One indicator of a resurging housing market is the number of new starts, or new housing construction projects, and permits applied for in a particular market. Traditionally, this has meant an upswing in home ownership, since most new housing construction is centered on single-family homes. But according to recent statistics published by Forbes online, current trends in housing construction reveal a booming business in the construction of multiplex, or multi family housing — confirming that currently it’s a renter’s, rather than a buyer’s, market.

While this is good news for investors seeking to make a

profit in income property, it also points up factors these investors may need to consider when looking for properties to purchase. Both single family and multiple-family properties have the potential to yield a return, but these two kinds of properties offer different challenges and benefits.

Single family homes, the kind most often hitting the foreclosure market after the real estate collapse, are just that: a single house on a tract of land, intended as a dwelling for only one family. Although other kinds of arrangements can exist on the property – a second bedroom and adjacent bath rented out to another tenant, or a garage converted into a dwelling, for example – the property is generally zoned only for single family occupancy.
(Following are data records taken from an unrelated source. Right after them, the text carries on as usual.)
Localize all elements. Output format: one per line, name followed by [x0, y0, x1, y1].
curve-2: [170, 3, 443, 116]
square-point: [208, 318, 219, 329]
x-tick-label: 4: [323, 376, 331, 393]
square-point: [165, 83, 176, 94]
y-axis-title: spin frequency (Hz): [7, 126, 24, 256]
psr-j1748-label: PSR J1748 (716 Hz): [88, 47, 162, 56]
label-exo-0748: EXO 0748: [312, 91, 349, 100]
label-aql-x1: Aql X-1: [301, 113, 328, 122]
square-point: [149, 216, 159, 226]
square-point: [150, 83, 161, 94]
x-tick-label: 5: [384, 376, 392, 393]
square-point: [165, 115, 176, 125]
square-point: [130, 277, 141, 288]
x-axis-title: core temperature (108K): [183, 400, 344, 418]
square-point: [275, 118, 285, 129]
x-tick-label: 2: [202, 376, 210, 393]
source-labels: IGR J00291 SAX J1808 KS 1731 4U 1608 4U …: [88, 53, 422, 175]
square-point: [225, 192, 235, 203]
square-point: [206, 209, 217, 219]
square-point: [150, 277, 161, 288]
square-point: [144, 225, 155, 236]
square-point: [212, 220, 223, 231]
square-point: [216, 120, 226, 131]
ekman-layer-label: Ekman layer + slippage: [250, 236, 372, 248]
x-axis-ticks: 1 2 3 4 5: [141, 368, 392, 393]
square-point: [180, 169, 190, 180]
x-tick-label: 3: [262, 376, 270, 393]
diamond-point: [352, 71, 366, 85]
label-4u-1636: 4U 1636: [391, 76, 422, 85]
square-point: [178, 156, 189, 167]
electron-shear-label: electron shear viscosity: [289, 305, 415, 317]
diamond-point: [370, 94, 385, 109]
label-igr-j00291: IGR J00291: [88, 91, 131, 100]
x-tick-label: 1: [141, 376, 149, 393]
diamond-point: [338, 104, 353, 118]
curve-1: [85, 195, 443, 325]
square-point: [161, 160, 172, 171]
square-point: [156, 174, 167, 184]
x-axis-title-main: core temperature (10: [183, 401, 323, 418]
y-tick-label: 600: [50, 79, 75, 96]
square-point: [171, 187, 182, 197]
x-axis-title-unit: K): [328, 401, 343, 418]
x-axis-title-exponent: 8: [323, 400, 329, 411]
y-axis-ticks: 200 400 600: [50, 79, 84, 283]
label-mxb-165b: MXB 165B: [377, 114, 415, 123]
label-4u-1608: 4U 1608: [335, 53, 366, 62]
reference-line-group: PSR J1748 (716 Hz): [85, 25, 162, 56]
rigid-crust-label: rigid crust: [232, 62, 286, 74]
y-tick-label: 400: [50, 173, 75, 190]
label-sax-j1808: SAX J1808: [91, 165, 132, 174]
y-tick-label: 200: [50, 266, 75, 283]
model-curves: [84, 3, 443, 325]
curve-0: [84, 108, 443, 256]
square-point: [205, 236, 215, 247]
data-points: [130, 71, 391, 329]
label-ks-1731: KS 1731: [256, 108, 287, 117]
Since the foreclosure market is still busy with cases only now working their way through the courts, it’s relatively easy to purchase single-family homes at low interest rates to create the kind of diverse portfolio recommended by Jason Hartman. These properties are relatively easy to maintain over time. But a long-term vacancy can put a dent in your investment cash flow, and changes in the market can make putting all your investment eggs in one kind of basket particularly risky.

Multifamily housing, or multiplexes, refer to a variety of structures that house more than one unit, or family. These range from a house with a basement or second-floor suite to apartment houses with large numbers of tenants. But the true “apartment complex” comes under the heading of commercial real estate, and is a different kind of investment than smaller multiplexes made up of two, three or four units. For most lenders, a multiplex property of up to four units is treated like a single family home for mortgage purposes while five or more units will be considered commercial property.

These kinds of properties may not sell as easily as single-family homes, though, and they may create more demands in terms of upkeep and maintenance. Tenant disputes are more likely, too, with greater turnover since tenants are more transient. But these properties allow investors to diversify holdings and spread the risk fairly rapidly, and may yield a

greater long-term return.

Single family home or multiplex? Each has its merits and drawbacks, determined largely by the local market they’re in. Investors who can manage it may want to purchase both kinds of properties as part of an overall strategy based on Jason Hartman’s advice to diversifying holdings for lower risk and greater return.